How do I prove that additive joint entropy implies random variables are independent?

591 Views Asked by At

In Information Theory, Inference, and Learning Algorithms by David J.C. MacKay page 33, the author says that:

Entropy is additive for independent random variables:

$$H(X,Y) = H(X)+ H(Y) \text{ iff } P(x,y) =P(x)P(y)$$

I think showing that the right side implies the left is straightforward, but I have no idea how to show the left implies the right. Specifically, I don't know how to prove that

$$\sum_{x,y\in A_xA_y}p(x,y)\log\frac{1}{p(x,y)} = \sum_{x\in A_x}p(x)\log\frac{1}{p(x)} + \sum_{y\in A_y}p(y)\log\frac{1}{p(y)}$$

implies $$P(x,y) =P(x)P(y)$$

Could anyone provide an proof or an intuition on why this is true?

1

There are 1 best solutions below

0
On

This is equivalent to the property:

The mutual information $I(X;Y)=H(X)+H(Y)-H(X;Y)=H(X)-H(X|Y)$ is zero if and only if $X,Y$ are independent.
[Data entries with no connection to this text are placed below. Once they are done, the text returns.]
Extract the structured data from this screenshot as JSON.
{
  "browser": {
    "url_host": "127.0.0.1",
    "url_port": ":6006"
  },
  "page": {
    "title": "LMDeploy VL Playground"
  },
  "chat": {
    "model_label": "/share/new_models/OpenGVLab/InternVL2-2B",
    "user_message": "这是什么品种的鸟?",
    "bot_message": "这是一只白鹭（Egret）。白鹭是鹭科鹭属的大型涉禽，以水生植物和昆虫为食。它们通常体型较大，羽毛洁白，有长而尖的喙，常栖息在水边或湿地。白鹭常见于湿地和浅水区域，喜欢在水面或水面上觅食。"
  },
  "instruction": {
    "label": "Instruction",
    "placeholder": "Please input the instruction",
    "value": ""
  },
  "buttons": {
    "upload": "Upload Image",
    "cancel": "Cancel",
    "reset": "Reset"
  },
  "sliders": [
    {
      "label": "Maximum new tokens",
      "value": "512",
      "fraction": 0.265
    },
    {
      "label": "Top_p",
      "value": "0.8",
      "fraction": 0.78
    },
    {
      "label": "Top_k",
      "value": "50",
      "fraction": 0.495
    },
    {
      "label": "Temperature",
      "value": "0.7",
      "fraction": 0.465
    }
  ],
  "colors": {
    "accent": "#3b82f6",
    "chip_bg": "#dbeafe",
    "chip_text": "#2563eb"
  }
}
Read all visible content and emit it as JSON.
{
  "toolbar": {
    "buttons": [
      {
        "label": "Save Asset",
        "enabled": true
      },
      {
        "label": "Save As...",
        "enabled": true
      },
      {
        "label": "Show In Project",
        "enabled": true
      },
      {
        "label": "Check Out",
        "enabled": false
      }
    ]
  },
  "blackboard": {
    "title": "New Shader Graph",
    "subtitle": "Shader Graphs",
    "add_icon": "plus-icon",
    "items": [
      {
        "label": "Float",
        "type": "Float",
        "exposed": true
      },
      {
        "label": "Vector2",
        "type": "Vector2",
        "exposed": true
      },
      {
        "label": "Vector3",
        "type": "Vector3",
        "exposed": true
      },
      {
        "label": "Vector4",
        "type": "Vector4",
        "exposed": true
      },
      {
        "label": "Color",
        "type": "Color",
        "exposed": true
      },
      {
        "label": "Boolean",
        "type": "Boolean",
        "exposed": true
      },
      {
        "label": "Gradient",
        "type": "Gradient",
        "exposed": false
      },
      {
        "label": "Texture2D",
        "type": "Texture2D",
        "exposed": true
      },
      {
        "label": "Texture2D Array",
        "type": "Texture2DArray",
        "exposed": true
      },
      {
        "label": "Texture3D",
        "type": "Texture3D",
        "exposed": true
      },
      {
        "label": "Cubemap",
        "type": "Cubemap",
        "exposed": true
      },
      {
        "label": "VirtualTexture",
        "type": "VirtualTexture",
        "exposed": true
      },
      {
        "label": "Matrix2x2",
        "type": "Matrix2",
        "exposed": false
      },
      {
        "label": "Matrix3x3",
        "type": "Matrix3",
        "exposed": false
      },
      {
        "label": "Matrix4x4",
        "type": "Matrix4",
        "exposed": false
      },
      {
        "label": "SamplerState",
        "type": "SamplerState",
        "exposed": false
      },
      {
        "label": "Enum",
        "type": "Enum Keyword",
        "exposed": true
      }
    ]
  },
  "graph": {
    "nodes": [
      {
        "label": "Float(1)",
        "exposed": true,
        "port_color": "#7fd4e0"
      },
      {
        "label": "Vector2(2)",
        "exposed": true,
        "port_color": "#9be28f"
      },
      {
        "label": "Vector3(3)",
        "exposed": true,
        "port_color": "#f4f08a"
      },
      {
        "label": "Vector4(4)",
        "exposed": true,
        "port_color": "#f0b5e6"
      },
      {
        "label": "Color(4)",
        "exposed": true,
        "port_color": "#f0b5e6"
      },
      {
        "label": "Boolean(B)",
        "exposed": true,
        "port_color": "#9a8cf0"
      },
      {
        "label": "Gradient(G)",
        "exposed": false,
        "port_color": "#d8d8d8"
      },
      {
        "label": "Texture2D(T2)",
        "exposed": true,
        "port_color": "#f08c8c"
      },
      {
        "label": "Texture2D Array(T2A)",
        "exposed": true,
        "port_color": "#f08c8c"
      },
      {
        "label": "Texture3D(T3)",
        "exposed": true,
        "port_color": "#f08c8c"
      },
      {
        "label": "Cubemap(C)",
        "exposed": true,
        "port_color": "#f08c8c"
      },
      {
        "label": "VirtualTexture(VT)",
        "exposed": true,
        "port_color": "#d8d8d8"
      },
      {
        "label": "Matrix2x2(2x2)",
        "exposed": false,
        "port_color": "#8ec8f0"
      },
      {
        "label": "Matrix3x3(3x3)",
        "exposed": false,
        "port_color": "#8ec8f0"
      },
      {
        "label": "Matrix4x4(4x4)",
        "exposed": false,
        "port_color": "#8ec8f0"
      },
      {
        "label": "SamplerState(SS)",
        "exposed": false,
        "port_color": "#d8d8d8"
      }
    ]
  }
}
This (the "only if" part) is not trivial or intuitive. The standard proof amounts to proving that the Kullbak-Leibler divergence (or distance, or "relative entropy") between two distributions is zero if and only if the distributions are identical, positive otherwise. Then, noticing that the mutual information can be expressed as the KL divergence between the joint distribution and the product of the marginals, the result follows.

To prove the property about KL divergence (again, far from obvious), one can resort to the log-sum inequality.

For details, see Cover and Thomas' textbook